Incentive o exercício físico
Uma vida ativa fisicamente é outro pilar essencial no combate à obesidade infantil. As atividades físicas ajudam a criar o déficit energético necessário para a perda de peso, melhoram a qualidade do sono e promovem a socialização e o desenvolvimento de habilidades motoras – importante para crianças em idade escolar.
No âmbito familiar, a prática de atividades físicas também deve ser incentivada, como revelou um estudo da Unesp, pioneiro em mostrar uma relação direta entre os níveis de sedentarismo dos adultos e dos filhos.
“O exemplo dos pais de se exercitar com os filhos é muito importante, como andar a pé, de bicicleta ou jogar bola juntos. Se uma criança vê os pais fazendo exercícios e se alimentando bem, provavelmente essa criança vai seguir o exemplo mais facilmente”, sugere a nutricionista Mônica Beyruti. Assim, a criança vai enxergar a atividade física como um momento de lazer e confraternização, e não como uma obrigação.
Priorize o equilíbrio
Sim, a principal forma de combater a obesidade infantil é fornecer uma alimentação saudável, com todos os grupos alimentares: energéticos (carboidratos e gorduras), construtores (proteínas) e reguladores (vitaminas, minerais e fibras). “Os pais precisam ensinar a criança a comer frutas, proteínas, nutrientes, fibras, legumes e tomar água.
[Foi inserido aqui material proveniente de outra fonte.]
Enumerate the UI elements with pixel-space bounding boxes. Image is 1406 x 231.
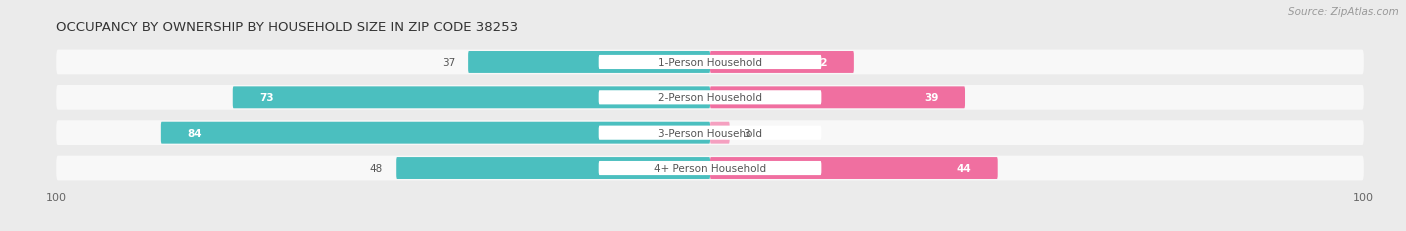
FancyBboxPatch shape (56, 85, 1364, 110)
Text: 44: 44 (957, 163, 972, 173)
FancyBboxPatch shape (710, 122, 730, 144)
FancyBboxPatch shape (468, 52, 710, 74)
FancyBboxPatch shape (233, 87, 710, 109)
FancyBboxPatch shape (599, 56, 821, 70)
Text: 84: 84 (187, 128, 201, 138)
Text: 48: 48 (370, 163, 382, 173)
Text: 3: 3 (742, 128, 749, 138)
FancyBboxPatch shape (56, 156, 1364, 181)
Text: 39: 39 (925, 93, 939, 103)
FancyBboxPatch shape (710, 87, 965, 109)
Text: OCCUPANCY BY OWNERSHIP BY HOUSEHOLD SIZE IN ZIP CODE 38253: OCCUPANCY BY OWNERSHIP BY HOUSEHOLD SIZE… (56, 21, 519, 33)
Text: 37: 37 (441, 58, 456, 68)
FancyBboxPatch shape (56, 121, 1364, 146)
Text: 73: 73 (259, 93, 274, 103)
Text: Source: ZipAtlas.com: Source: ZipAtlas.com (1288, 7, 1399, 17)
FancyBboxPatch shape (160, 122, 710, 144)
FancyBboxPatch shape (710, 52, 853, 74)
FancyBboxPatch shape (599, 91, 821, 105)
FancyBboxPatch shape (599, 126, 821, 140)
Text: 3-Person Household: 3-Person Household (658, 128, 762, 138)
FancyBboxPatch shape (710, 157, 998, 179)
FancyBboxPatch shape (599, 161, 821, 175)
Text: 1-Person Household: 1-Person Household (658, 58, 762, 68)
FancyBboxPatch shape (396, 157, 710, 179)
Text: 22: 22 (813, 58, 828, 68)
Text: 4+ Person Household: 4+ Person Household (654, 163, 766, 173)
Text: 2-Person Household: 2-Person Household (658, 93, 762, 103)
FancyBboxPatch shape (56, 50, 1364, 75)
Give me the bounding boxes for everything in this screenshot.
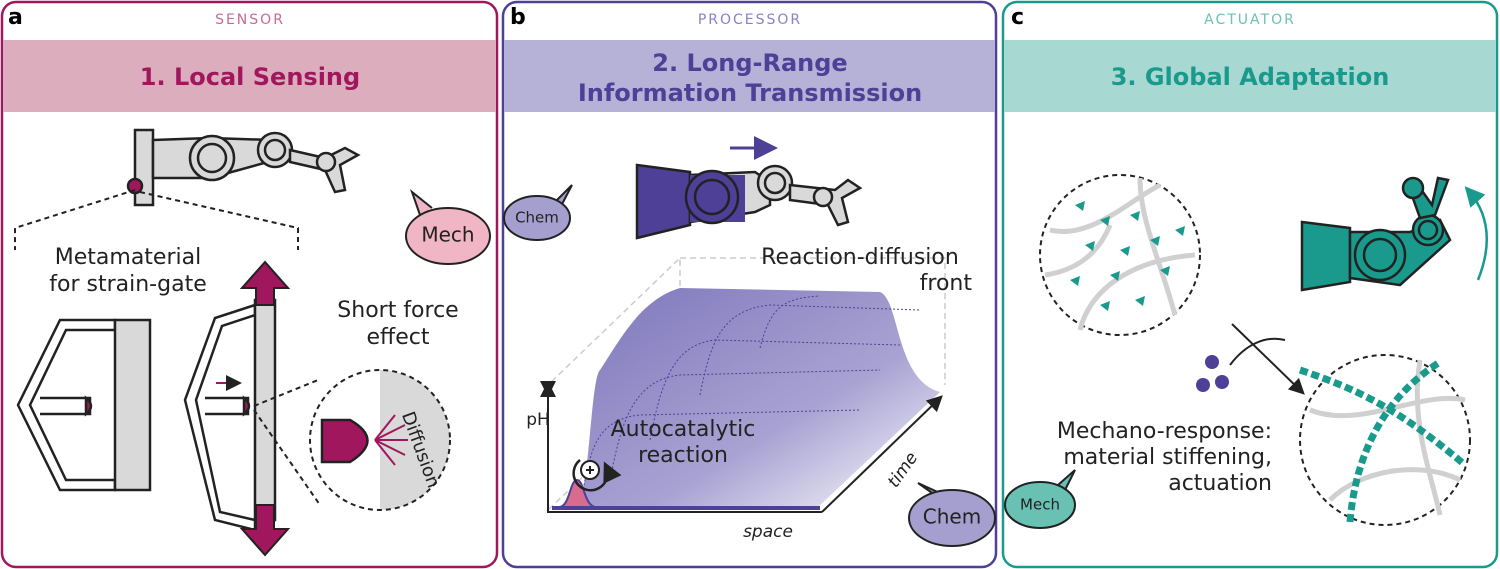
zoom-circle	[253, 369, 451, 511]
transition-arrow	[1231, 323, 1305, 395]
curve	[1229, 337, 1286, 366]
bubble-label: Mech	[421, 223, 474, 247]
bubble: Mech	[1004, 469, 1076, 529]
panel-heading: 3. Global Adaptation	[1111, 63, 1390, 91]
bubble: Mech	[405, 189, 491, 265]
robot-arm	[126, 128, 361, 207]
annotation: Reaction-diffusion	[761, 245, 959, 270]
annotation: Mechano-response:	[1057, 419, 1272, 444]
panel-letter: b	[510, 5, 526, 30]
reaction-plot	[540, 256, 946, 513]
bubble: Chem	[503, 184, 573, 241]
panel-heading: 2. Long-Range	[652, 49, 847, 77]
rotation-arrow	[1464, 186, 1489, 281]
panel-role: SENSOR	[215, 12, 285, 28]
header-band	[3, 40, 496, 112]
molecules	[1196, 355, 1229, 392]
network-circle	[1298, 354, 1471, 526]
panel-letter: a	[8, 5, 23, 30]
header-band	[504, 40, 995, 112]
force-arrows	[239, 260, 291, 557]
panel-role: ACTUATOR	[1204, 12, 1296, 28]
annotation: for strain-gate	[49, 272, 206, 297]
bubble-label: Chem	[515, 209, 559, 227]
axis-label: space	[743, 522, 793, 542]
header-band	[1004, 40, 1496, 112]
annotation: actuation	[1168, 471, 1272, 496]
annotation: front	[920, 271, 973, 296]
annotation: Autocatalytic	[611, 417, 756, 442]
annotation: material stiffening,	[1063, 445, 1272, 470]
annotation: effect	[367, 325, 430, 350]
panel-letter: c	[1011, 5, 1024, 30]
bubble-label: Chem	[923, 505, 981, 529]
metamaterial	[16, 298, 277, 532]
annotation: reaction	[638, 443, 728, 468]
bubble-label: Mech	[1020, 496, 1060, 514]
zoom-lines	[14, 189, 299, 250]
panel-heading: 1. Local Sensing	[140, 63, 360, 91]
panel-role: PROCESSOR	[698, 12, 802, 28]
panel-heading: Information Transmission	[578, 79, 922, 107]
annotation: Short force	[337, 298, 458, 323]
annotation: Metamaterial	[55, 245, 201, 270]
bubble: Chem	[908, 482, 996, 547]
robot-arm	[635, 163, 863, 240]
robot-arm	[1300, 176, 1452, 292]
axis-label: pH	[526, 410, 550, 430]
network-circle	[1039, 174, 1201, 336]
O mais importante, porém, é entender que o equilíbrio é um ensinamento para a vida toda”, ensina a nutricionista Mônica Beyruti, da Abeso.
A nutricionista alerta ainda que, conforme mostram diferentes estatísticas, as crianças obesas ou com sobrepeso têm mais chances de continuar dessa maneira na vida adulta, por isso é importante ficar atento à alimentação e ao peso desde cedo.
Lute pelos direitos das crianças
Por mais saudáveis que os pais sejam, há certos fatores que fogem do controle familiar e são de responsabilidade coletiva. Um deles está relacionado ao incentivo da prática de atividades físicas, como alerta o endocrinologista da SBEM, Sonir Antonini: “nós não temos espaços públicos seguros para a realização de atividades físicas, como parques e praças, especialmente em bairros mais periféricos ou com perfil socioeconômico mais baixo”. Para Antonini, as aulas de educação física na escola também deveriam ser mais frequentes, com uma hora de exercícios físicos moderados ou intensos, pelo menos cinco vezes por semana.
Outra questão está relacionada à regulação dos alimentos ultraprocessados. Um recente estudo feito no Reino Unido mostrou como o acesso a anúncios influenciam diretamente a dieta: cinco minutos de exposição a propagandas de alimentos ultraprocessados foram suficientes para que crianças e adolescentes consumissem, em média, 130 calorias a mais ao longo do dia.
Alguns avanços já foram feitos nos últimos anos. Como a limitação da compra de ultraprocessados com recursos do Programa Nacional de Alimentação Escolar (Pnae), banindo bebidas açucaradas e outros produtos dos cardápios da rede pública. Outra medida de regulamentação foi a nova composição da cesta básica, com redução da oferta de alimentos ultraprocessados em 2024. Apesar dos exemplos positivos, Antonini argumenta que algumas lacunas persistem. “No Brasil, já existem leis que regulamentam os ultraprocessados, mas as políticas precisam ser ampliadas”, pontua o endocrinologista.